The 13-track album was recorded live at Peter Gabriel’s Real World Studios outside Bath.

“I read a beautiful interview with Patti Smith,” says Mary Chapin, “in which she said that you don’t have to look far or wide, and it doesn’t have to be complicated or expensive or madness in order to find things to soothe you in life, or to be happy about. Sometimes just the sky makes everything fall into perspective.”

Joan Baez has announced that her 2018 world tour will be her last “big” outing, so it’s a must for her many fans, and for anyone who has always meant to see her.

She is at Bristol’s Colston Hall on Wednesday 23rd May.

Her new album, Whistle Down the Wind, prominently features her percussionist son Gabe Harris, and includes a Mary Chapin Carpenter song, These Things We are Made Of.

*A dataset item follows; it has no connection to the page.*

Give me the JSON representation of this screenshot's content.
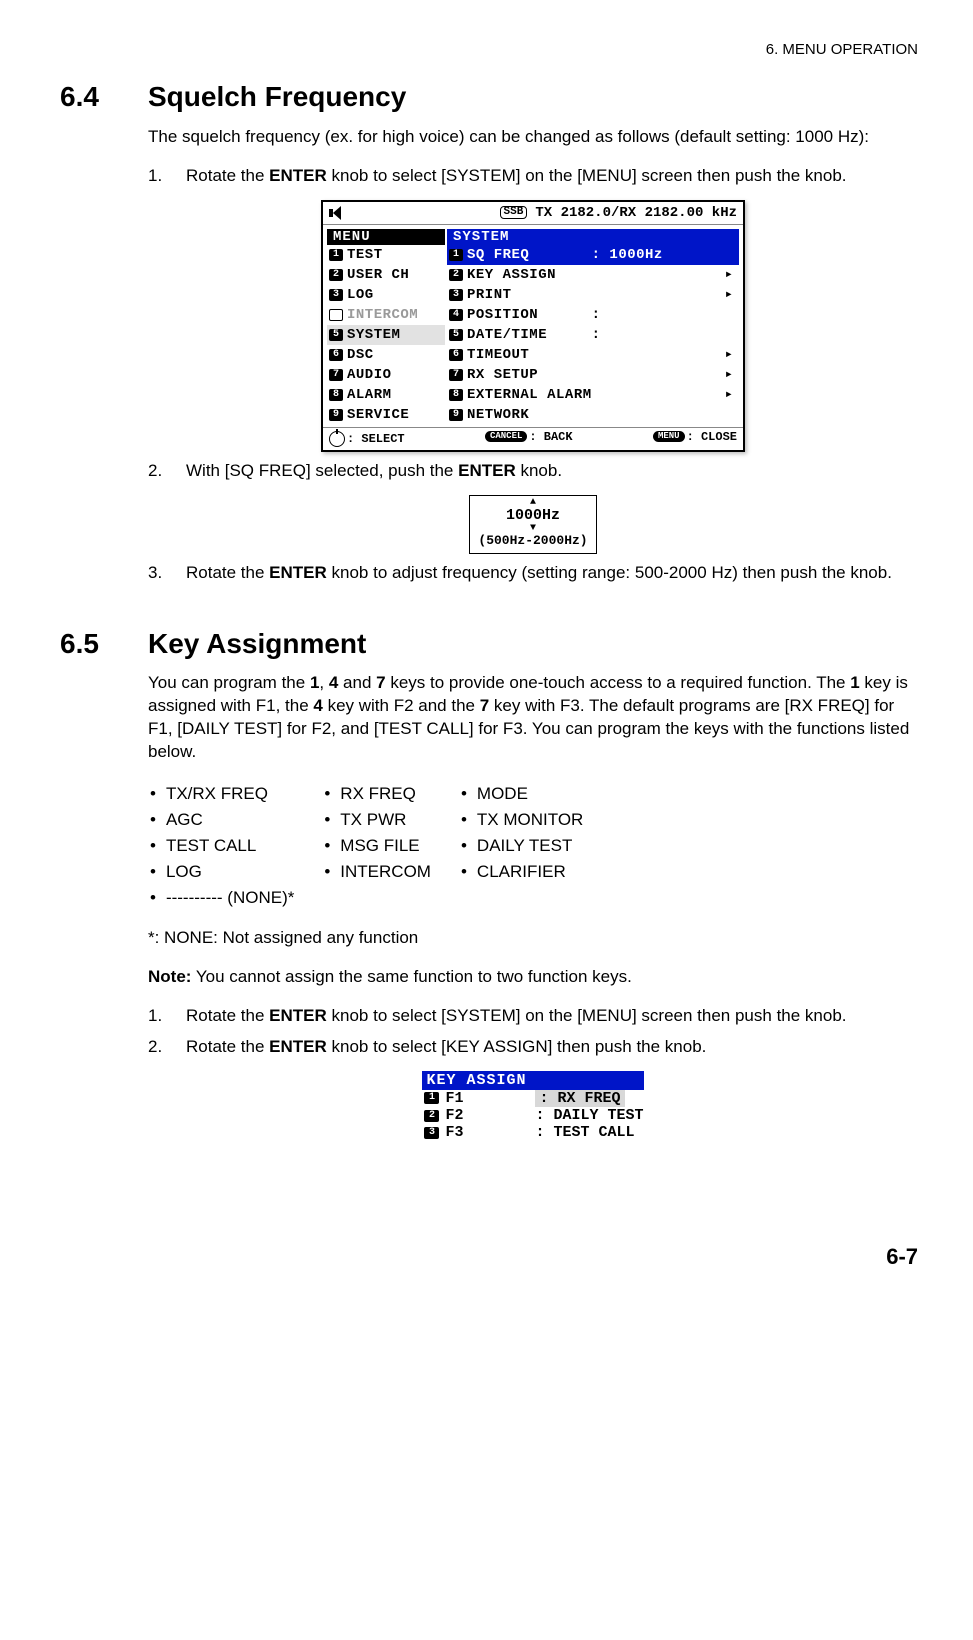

Joan is a legendary singer, songwriter, activist and Rock and Roll Hall of Fame inductee. Her extraordinary voice has stook her in good stead over her many decades of performing, and still continues to astonish audiences. Her back catalogue is extensive, and a Baez concert always contains that thrill of anticipation as to which songs she will choose, along with introducing the music from her latest album.

The last of the four singers to  arrive in the south west is Gretchen Peters, coming to St George’s in Bristol on Saturday 2nd June.

Last seen in the region at the Cheese and Grain in Frome  and at Wimborne Tivoli, Gretchen will be releasing her new album, Dancing With The Beast, on 18th May. Once again it puts female characters at the fore, from teenage girls to old women.

With the 2017 Women’s March and #MeToo Movement as bookends to her writing time, Peters knew that a feminist perspective would be the critical core of the record.

Once again the woman who wrote Five Minutes, The Matador, On a Bus to St Cloud, Idlewild and other unforgettable story-songs will enchant her fans, this time with new tales of America and the world in the 21st century.